Right off the top, I am not talking about old Jean ‘Vroom Vroom’ Gauvin. Rather I am musing aloud (or in the blogsphere) about how AIMS’ Brian Lee Crowley reacts when he sees yet another auto plant incented with public funds to set up in Ontario. The latest is Honda which will announce this morning.
Ontario Economic Development and Industry Minister Joe and Premier Dalton McGuinty have courted numerous auto makers, including Honda, in the last few years with government aid packages to secure almost $7 billion (Cdn) in auto investments.
Honda, Toyota, Linamar, Ford, GM, DaimlerChrysler – all expanding in Ontario – with upwards of $ 1 billion in government incentives – generating $7 billion in community investments.
Do you think that Crowley winces every time he reads about another major business investment in Ontario? Do you think he finds some assurance in the fact that Atlantic Canada doesn’t seem willing to play in this game (except of course if you are a pulp mill about to go out of business in Atl. Canada – then you can write your own cheque for public funds)?
Or do you think he secretly has second thoughts? Do you think he secretly desires to abandon all this talk of letting the ‘market have its way’ in Atlantic Canada?

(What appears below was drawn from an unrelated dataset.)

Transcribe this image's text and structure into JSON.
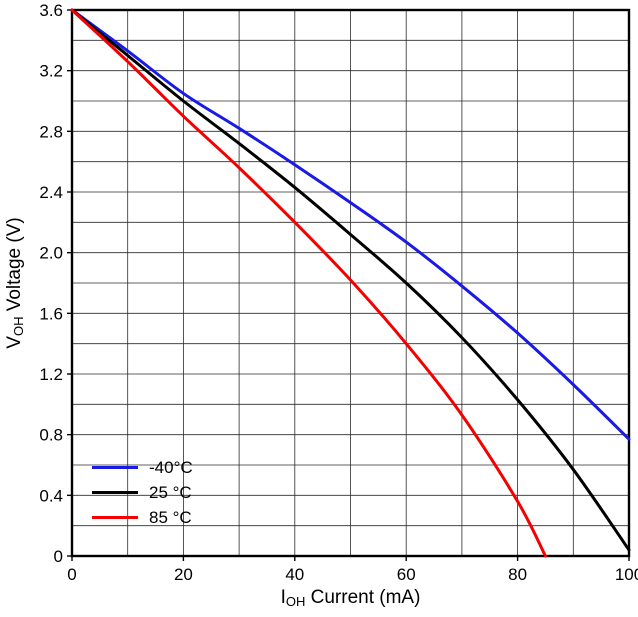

What a liberating thing it would be for BLC to just admit (as most economic development historians have) that many of the strongest economic development programs – rightly or wrongly – have relied heavily on government support through massive targeted tax breaks, grants, infrastructure development, or just plain great community marketing and promotion?
There is no magic when it comes to economic development. The communities and provinces that work the hardest, make the right investments and then sell the hoo hoo out of their community/province can attract industry. That’s a fact.
In a test tube environment, Brian L. Crowley may be right. Maybe governments should have no real role in local economic development. Maybe all provinces, states and communities should just agree to stop every incentive program, every marketing effort, every infrastructure development project. Let the ‘market’ decide.
But we live in the real world and Ontario is kicking our proverbial arse. Just as they did in the 1990s, 1980s, 1970s, 1960s right back to the early 1800s.
You would think that after 200 years, we would learn our lesson.
Join us, BLC. You may have to quit AIMS. You may have to burn your library of Carl Menger, Eugen von Böhm-Bawerk, Friedrich von Wieser, Ludwig von Mises, Friedrich Hayek, Murray Rothbard, Israel Kirzner and Hans-Hermann Hoppe. But then you may be able to add more relevancy to the debate in Atlantic Canada.